I remember when my parents divorced. They had a lot of arguments before then, and I think the main issue was that my parents didn’t know how to communicate with one another. Another issue was that my father was always away (he was in the Navy and gone for many months at a time). There were other issues too, but I think those stemmed from the two issues already mentioned.
Even though I did not see my father very often when my parents were married, divorce felt very different. Divorce was like a death. It kind of reminds me of the story of Lazarus and the Rich Man in Luke 16; in verses 22, 23, and 26 it has, “The time came when the beggar [Lazarus] died and the angels carried him to Abraham’s side. The rich man also died and was buried. In Hades, where he [the rich man] was in torment, he looked up and saw Abraham far away, with Lazarus by his side… there is a great chasm separating us.” This was what it was like for me—seeing my father but not being able to be in his presence.
Sometimes I wonder what I would have been like if my parents would have stayed together and saw a marriage counselor and worked things out.
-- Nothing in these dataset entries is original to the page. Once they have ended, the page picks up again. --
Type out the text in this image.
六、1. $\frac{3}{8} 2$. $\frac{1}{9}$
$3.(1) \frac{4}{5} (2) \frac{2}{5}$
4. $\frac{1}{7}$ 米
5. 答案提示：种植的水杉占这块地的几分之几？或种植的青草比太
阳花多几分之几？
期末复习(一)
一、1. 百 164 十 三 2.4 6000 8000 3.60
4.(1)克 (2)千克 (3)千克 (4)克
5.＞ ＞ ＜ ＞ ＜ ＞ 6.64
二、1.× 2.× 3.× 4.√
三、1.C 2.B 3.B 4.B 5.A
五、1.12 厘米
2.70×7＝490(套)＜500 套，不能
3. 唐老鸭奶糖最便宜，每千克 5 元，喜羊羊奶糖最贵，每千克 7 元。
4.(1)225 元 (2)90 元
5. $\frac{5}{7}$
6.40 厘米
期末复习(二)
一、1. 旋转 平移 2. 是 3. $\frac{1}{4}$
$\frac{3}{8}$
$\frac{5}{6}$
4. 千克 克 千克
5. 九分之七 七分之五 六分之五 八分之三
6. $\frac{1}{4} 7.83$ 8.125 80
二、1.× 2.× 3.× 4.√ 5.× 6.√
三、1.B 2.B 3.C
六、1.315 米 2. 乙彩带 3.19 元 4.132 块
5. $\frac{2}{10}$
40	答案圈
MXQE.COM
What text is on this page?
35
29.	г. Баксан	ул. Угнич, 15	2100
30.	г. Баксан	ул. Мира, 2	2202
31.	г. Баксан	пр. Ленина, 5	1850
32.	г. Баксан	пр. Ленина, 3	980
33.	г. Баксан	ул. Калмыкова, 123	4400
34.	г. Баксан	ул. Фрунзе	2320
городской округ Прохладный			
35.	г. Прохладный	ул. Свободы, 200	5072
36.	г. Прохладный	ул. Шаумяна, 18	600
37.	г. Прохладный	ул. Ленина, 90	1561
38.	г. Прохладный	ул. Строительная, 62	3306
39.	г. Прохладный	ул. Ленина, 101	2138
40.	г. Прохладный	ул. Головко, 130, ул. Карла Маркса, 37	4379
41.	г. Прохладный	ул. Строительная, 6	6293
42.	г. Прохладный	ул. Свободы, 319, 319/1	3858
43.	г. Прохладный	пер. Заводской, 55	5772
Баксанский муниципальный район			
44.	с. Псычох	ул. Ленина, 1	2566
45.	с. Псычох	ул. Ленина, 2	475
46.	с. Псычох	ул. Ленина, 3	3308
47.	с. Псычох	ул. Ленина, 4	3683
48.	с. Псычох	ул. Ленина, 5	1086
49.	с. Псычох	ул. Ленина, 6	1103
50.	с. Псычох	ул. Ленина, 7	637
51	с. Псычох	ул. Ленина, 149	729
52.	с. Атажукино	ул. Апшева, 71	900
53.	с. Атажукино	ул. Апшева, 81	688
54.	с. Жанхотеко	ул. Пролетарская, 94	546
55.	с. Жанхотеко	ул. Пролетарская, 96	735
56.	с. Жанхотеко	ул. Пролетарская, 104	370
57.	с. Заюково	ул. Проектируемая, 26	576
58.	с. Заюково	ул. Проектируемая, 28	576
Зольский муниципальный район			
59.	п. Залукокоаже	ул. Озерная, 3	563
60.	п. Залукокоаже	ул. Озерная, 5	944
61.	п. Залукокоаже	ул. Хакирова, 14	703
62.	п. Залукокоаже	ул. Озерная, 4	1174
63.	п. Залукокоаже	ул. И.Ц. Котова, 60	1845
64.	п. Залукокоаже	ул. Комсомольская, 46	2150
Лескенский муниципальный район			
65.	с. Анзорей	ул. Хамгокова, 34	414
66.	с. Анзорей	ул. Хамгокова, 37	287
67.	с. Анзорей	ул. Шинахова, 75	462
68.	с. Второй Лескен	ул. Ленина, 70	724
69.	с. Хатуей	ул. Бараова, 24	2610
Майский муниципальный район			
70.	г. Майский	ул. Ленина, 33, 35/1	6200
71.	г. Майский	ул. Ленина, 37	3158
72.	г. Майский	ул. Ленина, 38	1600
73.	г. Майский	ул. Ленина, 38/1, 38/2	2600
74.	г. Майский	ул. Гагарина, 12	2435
Would I have been more outgoing? Friendlier? Instead I find myself emotionally distant from people.
I think some of the issues I experienced earlier in my marriage was a result of my parents’ divorce—how could I truly trust and love anyone if he’s just going to leave me like my father left me? I think this might be a reason why some children of divorced parents get divorced themselves—they have a lack of trust so they do not fully give 100% into their own marriage.
I think my marriage was headed in that direction—divorce, but God intervened. After our 16th anniversary we both took a class, “Marriage Enrichment.” It was taught by Dr. Bill Cutrer and his wife, Jane (Dr. Cutrer is the co-author of the book, “Sexual Intimacy in Marriage,” http://www.amazon.com/Sexual-Intimacy-Marriage-William-Cutrer/dp/0825424372).
The class made me realize that my husband and I had a communication problem—I would say something, but he would take it to mean something else; and when he said something, I would take it to mean something negative. There were other issues too, but I think it steamed from this main issue.
After the class had ended, we signed up for weekend marriage seminars and other helpful courses, and after a while we realized that we no longer needed these courses anymore—our marriage had stabilized.
This year my husband and I will celebrate our 29th anniversary in November. I am amazed that my marriage has lasted this long— sadly, all of my siblings have had one or more divorces.
What is really amazing about my marriage is that I truly love this man. I feel blessed to have shared my life with him— we had the privilege of raising our four beautiful children together, seeing the three older ones get married, and God has now blessed us with three beautiful, smart, and amazing granddaughters.
My wonderful marriage is what drives me to want to help couples. I know that if they could just get through the rough period, then the rest of the marriage would be so much better.
I have a passion to help married people stay together. In fact, I did a study on keeping marriages from ending in divorce (http://books.google.com/books/about/Marriage_Mentoring_with_Couples_in_Marit.html?id=eAdnMwEACAAJ). If at all possible, I think married people should avoid divorce (although, I realize that there are circumstances when it is necessary).